Il est fort probable que le nombre de visiteurs à la Côte soit limité. Aucun déplacement à l'étranger ne devrait être autorisé cet été. Les Belges devraient donc se rabattre en masse sur leurs 70 kilomètres de Côte. Mais si tout le monde vient en même temps, cela risque de poser problème.

Les autorités locales comptent se préparer à un tel afflux. "Il faut encore attendre de connaître la situation à laquelle nous serons confrontés mais des plages noires de monde ne semblent pas une bonne idée", commente le gouverneur de la province de Flandre occidentale, Carl Decaluwé.

Dans la mesure du possible, les bourgmestres espèrent accueillir les personnes qui disposent d'une résidence secondaire sur leur territoire. "Si cela peut s'organiser, ça pourrait être une bonne solution", estime Daphné Dumery, la bourgmestre de Blankenberge.

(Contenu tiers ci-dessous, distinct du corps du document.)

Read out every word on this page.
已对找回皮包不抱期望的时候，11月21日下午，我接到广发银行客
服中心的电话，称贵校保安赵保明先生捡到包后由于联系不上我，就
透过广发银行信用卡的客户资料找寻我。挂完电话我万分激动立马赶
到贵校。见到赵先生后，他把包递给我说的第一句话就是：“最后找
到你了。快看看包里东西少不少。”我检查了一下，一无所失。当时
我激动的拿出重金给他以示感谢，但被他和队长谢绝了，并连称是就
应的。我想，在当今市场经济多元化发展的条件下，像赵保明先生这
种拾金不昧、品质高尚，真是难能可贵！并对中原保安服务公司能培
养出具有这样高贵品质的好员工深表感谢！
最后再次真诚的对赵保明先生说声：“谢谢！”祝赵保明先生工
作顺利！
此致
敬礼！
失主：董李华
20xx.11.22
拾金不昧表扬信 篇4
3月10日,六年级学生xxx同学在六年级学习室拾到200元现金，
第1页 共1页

Le Coq et Ostende semblent aussi favorables à l'idée d'accueillir prioritairement les personnes jouissant d'une résidence à la mer. Pour Bart Tommelein, il est logique que les gens possédant une cabine de plage puissent aussi profiter d'une place sur le sable.

Carl Decaluwé précise toutefois que rien ne peut encore être programmé. "Nous écouterons avant tout les experts. Tous les scénarios vont être étudiés calmement, jusqu'à l'élaboration d'un plan réalisable."

Un système de réservation?

Par ailleurs, dans les colonnes du journal Het Nieuwsblad, Jan van der Borg, professeur de tourisme à la KU Leuven, s'attend à une affluence record et surtout, à des problèmes logistiques pour accueillir tous les Belges qui se rendront à la mer. Sa solution pour éviter l'engorgement? Fermer les accès aux plages et accueillir un nombre limité de touristes via un système de réservation. "Si vous ne faites pas ça, ce sera la misère, surtout pour respecter les règles de distanciation sociale", dit-il. Mais nous n'en sommes évidemment pas là...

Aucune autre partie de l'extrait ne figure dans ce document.